Strain Engineering for Phosphorene: The Potential Application as a Photocatalyst

Abstract: Phosphorene has been attracted intense interest due to its unexpected high carrier mobility and distinguished anisotropic optoelectronic and electronic properties. In this work, we unraveled strain engineered phosphorene as a photocatalyst in the application of water splitting hydrogen production based on density functional theory calculations. Lattice dynamic calculations demonstrated the stability for such kind of artificial materials under different strains. The phosphorene lattice is unstable under compression strains and could be crashed. Whereas, phosphorene lattice shows very good stability under tensile strains. Further guarantee of the stability of phosphorene in liquid water is studied by ab initio molecular dynamics simulations. Tunable band gap from 1.54 eV at ambient condition to 1.82 eV under tensile strains for phosphorene is evaluated using parameter-free hybrid functional calculations. Appropriate band gaps and band edge alignments at certain pH demonstrate the potential application of phosphorene as a sufficiently efficient photocatalyst for visible light water splitting. We found that the strained phosphorene exhibits significantly improved photocatalytic properties under visible-light irradiation by calculating optical absorption spectra. Negative splitting energy of absorbed H2O indicates the water splitting on phosphorene is energy favorable both without and with strains.

• The paper demonstrates that tensile strain improves phosphorene’s structural stability and tunes its band gap from 1.54 to 1.82 eV for visible light absorption.
• It employs density functional theory and HSE06 hybrid calculations to precisely predict optimal band edge alignments for effective water splitting at pH 8.0.
• The findings underscore the potential of strain engineering to enhance photocatalytic efficiency, paving the way for advanced hydrogen production systems.

Strain Engineering for Phosphorene as a Photocatalyst: An Overview

This paper focuses on the investigation of the potential of strain-engineered phosphorene as an efficient photocatalyst for water splitting applications. Employing density functional theory (DFT) calculations, the authors explore the structural stability, electronic properties, and photocatalytic capabilities of phosphorene under various strain conditions.

The discovery of phosphorene, a two-dimensional material composed of a single layer of black phosphorus, has opened new opportunities in material science due to its distinct anisotropic electronic and optoelectronic properties, along with its high carrier mobility. While much research has focused on graphene and related materials for photocatalytic applications, phosphorene has emerged as a compelling candidate because of its adjustable band gap properties and pronounced sensitivity to strain.

Computational Analysis and Methodologies

Density functional theory (DFT) calculations were conducted using the Vienna ab initio simulation package, employing projector augmented wave pseudopotentials within the generalized gradient approximations framework. Hybrid functional calculations, including the Heyd-Scuseria-Ernzerhof (HSE06) method, were utilized to accurately predict band gaps and band edge alignments. Such calculations are critical for assessing the semiconductor properties of phosphorene relative to water splitting requirements, specifically ensuring that the conduction band minimum (CBM) and valence band maximum (VBM) align appropriately with redox potentials.

Structural Stability Under Strain

Phosphorene’s structural stability was evaluated under a range of tensile and compressive strains along its principal axes. The material demonstrates remarkable stability under tensile strains, but is predicted to be dynamically unstable under compressive strains due to the appearance of imaginary frequencies in phonon dispersion curves. This instability precludes the use of compressively strained phosphorene in photocatalytic applications. Conversely, the tensile strain not only improves structural integrity but also optimizes the electronic band structure for enhanced photocatalytic performance.
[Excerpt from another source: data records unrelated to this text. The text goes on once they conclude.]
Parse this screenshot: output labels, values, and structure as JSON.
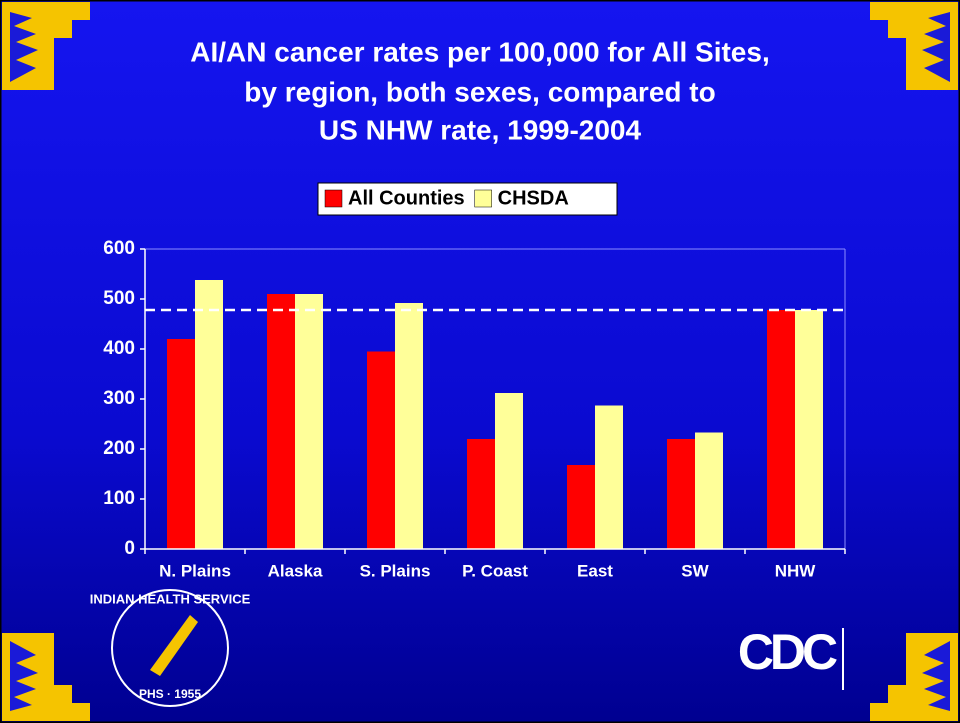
{
  "chart_data": {
    "type": "bar",
    "title": [
      "AI/AN cancer rates per 100,000 for All Sites,",
      "by region, both sexes, compared to",
      "US NHW rate, 1999-2004"
    ],
    "categories": [
      "N. Plains",
      "Alaska",
      "S. Plains",
      "P. Coast",
      "East",
      "SW",
      "NHW"
    ],
    "series": [
      {
        "name": "All Counties",
        "color": "#ff0000",
        "values": [
          420,
          510,
          395,
          220,
          168,
          220,
          478
        ]
      },
      {
        "name": "CHSDA",
        "color": "#ffff99",
        "values": [
          538,
          510,
          492,
          312,
          287,
          233,
          478
        ]
      }
    ],
    "reference_line": 478,
    "ylim": [
      0,
      600
    ],
    "yticks": [
      0,
      100,
      200,
      300,
      400,
      500,
      600
    ]
  },
  "logos": {
    "ihs": "INDIAN HEALTH SERVICE",
    "ihs_sub": "PHS · 1955",
    "cdc": "CDC"
  }
}
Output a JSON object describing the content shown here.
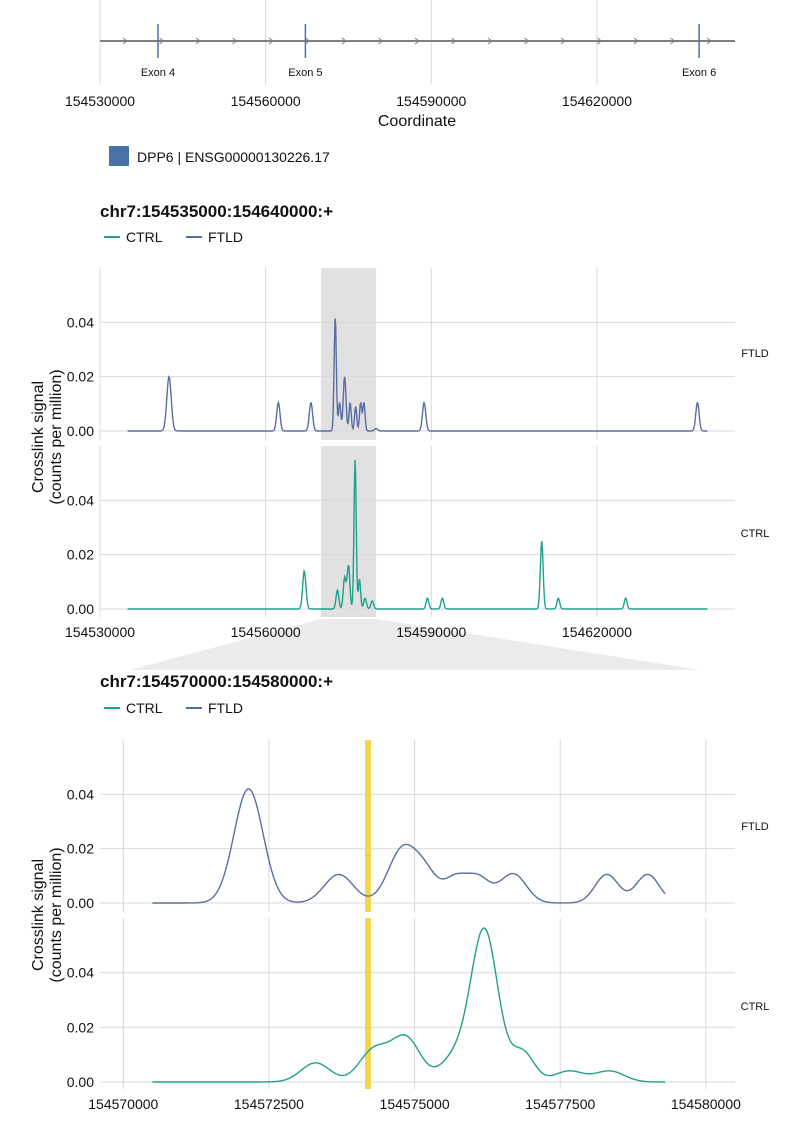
{
  "colors": {
    "ctrl": "#21a08a",
    "ftld": "#5a6ea3",
    "gene": "#4a72a8",
    "highlight": "#f2d64e",
    "grid": "#d9d9d9",
    "shade": "#d9d9d9",
    "zoom": "#ebebeb",
    "axis": "#808080"
  },
  "gene_track": {
    "x_ticks": [
      154530000,
      154560000,
      154590000,
      154620000
    ],
    "x_tick_labels": [
      "154530000",
      "154560000",
      "154590000",
      "154620000"
    ],
    "xlabel": "Coordinate",
    "exons": [
      {
        "label": "Exon 4",
        "pos": 154540500
      },
      {
        "label": "Exon 5",
        "pos": 154567200
      },
      {
        "label": "Exon 6",
        "pos": 154638500
      }
    ],
    "legend_label": "DPP6 | ENSG00000130226.17"
  },
  "chart_data": [
    {
      "type": "line",
      "title": "chr7:154535000:154640000:+",
      "ylabel_line1": "Crosslink signal",
      "ylabel_line2": "(counts per million)",
      "xlim": [
        154530000,
        154645000
      ],
      "x_ticks": [
        154530000,
        154560000,
        154590000,
        154620000
      ],
      "x_tick_labels": [
        "154530000",
        "154560000",
        "154590000",
        "154620000"
      ],
      "ylim": [
        0,
        0.06
      ],
      "y_ticks": [
        0,
        0.02,
        0.04
      ],
      "y_tick_labels": [
        "0.00",
        "0.02",
        "0.04"
      ],
      "legend": [
        "CTRL",
        "FTLD"
      ],
      "shaded_region": [
        154570000,
        154580000
      ],
      "series": [
        {
          "name": "FTLD",
          "x_start": 154535000,
          "x_end": 154640000,
          "peaks": [
            [
              154542500,
              0.02,
              400
            ],
            [
              154562300,
              0.0105,
              300
            ],
            [
              154568200,
              0.0105,
              300
            ],
            [
              154572600,
              0.042,
              200
            ],
            [
              154573400,
              0.0105,
              200
            ],
            [
              154574300,
              0.02,
              250
            ],
            [
              154575300,
              0.0105,
              200
            ],
            [
              154576300,
              0.009,
              200
            ],
            [
              154577200,
              0.0105,
              200
            ],
            [
              154577800,
              0.0105,
              200
            ],
            [
              154580000,
              0.0009,
              300
            ],
            [
              154588700,
              0.0105,
              300
            ],
            [
              154638200,
              0.0105,
              300
            ]
          ]
        },
        {
          "name": "CTRL",
          "x_start": 154535000,
          "x_end": 154640000,
          "peaks": [
            [
              154567000,
              0.014,
              300
            ],
            [
              154573000,
              0.007,
              250
            ],
            [
              154574300,
              0.0115,
              250
            ],
            [
              154575000,
              0.016,
              250
            ],
            [
              154576200,
              0.055,
              200
            ],
            [
              154577000,
              0.011,
              200
            ],
            [
              154578000,
              0.004,
              250
            ],
            [
              154579300,
              0.003,
              250
            ],
            [
              154589300,
              0.004,
              250
            ],
            [
              154592000,
              0.004,
              250
            ],
            [
              154610000,
              0.025,
              250
            ],
            [
              154613000,
              0.004,
              250
            ],
            [
              154625200,
              0.004,
              250
            ]
          ]
        }
      ]
    },
    {
      "type": "line",
      "title": "chr7:154570000:154580000:+",
      "ylabel_line1": "Crosslink signal",
      "ylabel_line2": "(counts per million)",
      "xlim": [
        154569600,
        154580500
      ],
      "x_ticks": [
        154570000,
        154572500,
        154575000,
        154577500,
        154580000
      ],
      "x_tick_labels": [
        "154570000",
        "154572500",
        "154575000",
        "154577500",
        "154580000"
      ],
      "ylim": [
        0,
        0.06
      ],
      "y_ticks": [
        0,
        0.02,
        0.04
      ],
      "y_tick_labels": [
        "0.00",
        "0.02",
        "0.04"
      ],
      "legend": [
        "CTRL",
        "FTLD"
      ],
      "highlight_position": 154574200,
      "series": [
        {
          "name": "FTLD",
          "x_start": 154570500,
          "x_end": 154579300,
          "peaks": [
            [
              154572150,
              0.042,
              250
            ],
            [
              154573700,
              0.0105,
              250
            ],
            [
              154574800,
              0.02,
              250
            ],
            [
              154575200,
              0.009,
              200
            ],
            [
              154575700,
              0.009,
              200
            ],
            [
              154576100,
              0.009,
              200
            ],
            [
              154576500,
              0.0005,
              150
            ],
            [
              154576700,
              0.0105,
              220
            ],
            [
              154578300,
              0.0105,
              200
            ],
            [
              154579000,
              0.0105,
              200
            ]
          ]
        },
        {
          "name": "CTRL",
          "x_start": 154570500,
          "x_end": 154579300,
          "peaks": [
            [
              154573300,
              0.007,
              250
            ],
            [
              154574300,
              0.0115,
              250
            ],
            [
              154574850,
              0.016,
              250
            ],
            [
              154575700,
              0.009,
              250
            ],
            [
              154576200,
              0.055,
              230
            ],
            [
              154576850,
              0.011,
              200
            ],
            [
              154577650,
              0.004,
              250
            ],
            [
              154578350,
              0.004,
              250
            ]
          ]
        }
      ]
    }
  ]
}
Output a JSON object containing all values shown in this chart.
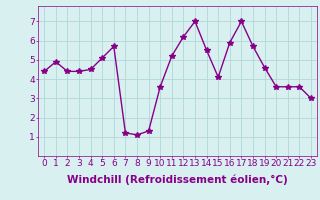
{
  "x": [
    0,
    1,
    2,
    3,
    4,
    5,
    6,
    7,
    8,
    9,
    10,
    11,
    12,
    13,
    14,
    15,
    16,
    17,
    18,
    19,
    20,
    21,
    22,
    23
  ],
  "y": [
    4.4,
    4.9,
    4.4,
    4.4,
    4.5,
    5.1,
    5.7,
    1.2,
    1.1,
    1.3,
    3.6,
    5.2,
    6.2,
    7.0,
    5.5,
    4.1,
    5.9,
    7.0,
    5.7,
    4.6,
    3.6,
    3.6,
    3.6,
    3.0
  ],
  "line_color": "#880088",
  "marker": "*",
  "bg_color": "#d8f0f0",
  "grid_color": "#b0d8d8",
  "xlabel": "Windchill (Refroidissement éolien,°C)",
  "xlim": [
    -0.5,
    23.5
  ],
  "ylim": [
    0,
    7.8
  ],
  "xticks": [
    0,
    1,
    2,
    3,
    4,
    5,
    6,
    7,
    8,
    9,
    10,
    11,
    12,
    13,
    14,
    15,
    16,
    17,
    18,
    19,
    20,
    21,
    22,
    23
  ],
  "yticks": [
    1,
    2,
    3,
    4,
    5,
    6,
    7
  ],
  "xlabel_fontsize": 7.5,
  "tick_fontsize": 6.5,
  "line_width": 1.0,
  "marker_size": 4
}
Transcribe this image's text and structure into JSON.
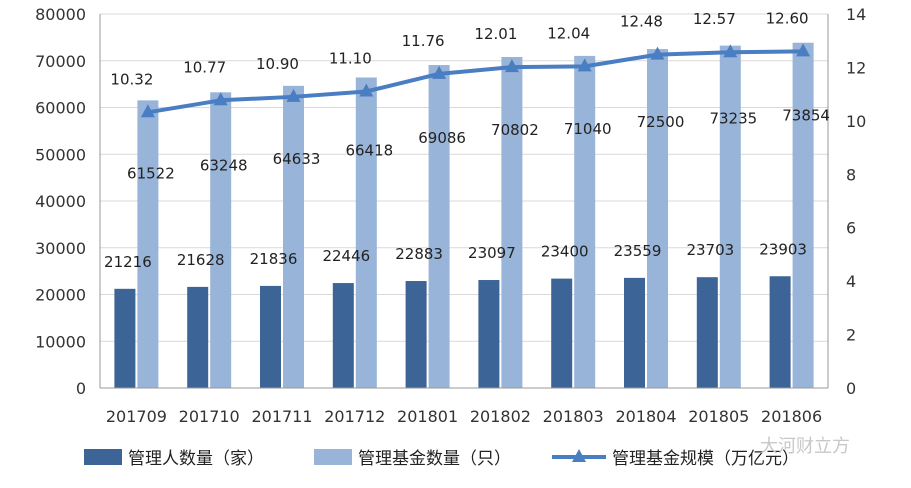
{
  "chart_data": {
    "type": "bar+line",
    "categories": [
      "201709",
      "201710",
      "201711",
      "201712",
      "201801",
      "201802",
      "201803",
      "201804",
      "201805",
      "201806"
    ],
    "series": [
      {
        "name": "管理人数量（家）",
        "type": "bar",
        "axis": "left",
        "color": "#3c6497",
        "values": [
          21216,
          21628,
          21836,
          22446,
          22883,
          23097,
          23400,
          23559,
          23703,
          23903
        ]
      },
      {
        "name": "管理基金数量（只）",
        "type": "bar",
        "axis": "left",
        "color": "#98b4d8",
        "values": [
          61522,
          63248,
          64633,
          66418,
          69086,
          70802,
          71040,
          72500,
          73235,
          73854
        ]
      },
      {
        "name": "管理基金规模（万亿元）",
        "type": "line",
        "axis": "right",
        "color": "#4a7ec2",
        "values": [
          10.32,
          10.77,
          10.9,
          11.1,
          11.76,
          12.01,
          12.04,
          12.48,
          12.57,
          12.6
        ]
      }
    ],
    "left_axis": {
      "min": 0,
      "max": 80000,
      "step": 10000
    },
    "right_axis": {
      "min": 0,
      "max": 14,
      "step": 2
    },
    "grid": true,
    "legend_position": "bottom"
  },
  "watermark": "大河财立方"
}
Electronic Properties and Photocatalysis Potential

Strain engineering reveals a tunable band gap for phosphorene, ranging from 1.54 eV in its natural state to 1.82 eV under tensile strain conditions. These band gaps are ideal for efficient visible light absorption. The band edge alignments under different pH conditions suggest that phosphorene can function as a suitable photocatalyst for water splitting, specifically at elevated pH levels (e.g., pH 8.0), where the oxidizing and reducing powers align well with the necessary redox potentials.

Photocatalytic Efficiency and Future Outlook

The calculated optical absorption spectra indicate that strain can significantly enhance the visible light absorption capacity of phosphorene. This enhancement fosters improved photocatalytic efficiency, making strained phosphorene a promising material for hydrogen production via water splitting. The paper's findings underscore the importance of strain engineering in tailoring the properties of two-dimensional materials like phosphorene for specific applications.

The study has broader implications for the development of advanced photocatalytic systems and provides a framework for exploring similar enhancements in other two-dimensional materials. Future research may build upon these findings to develop more robust and efficient photocatalytic systems that operate over a wider range of environmental conditions.

In conclusion, the systematic exploration of strain effects on phosphorene's properties as presented in this paper contributes significant insights into the design of efficient photocatalytic materials. The results advocate for continued research into strain-engineering techniques to further optimize the material's performance in real-world applications.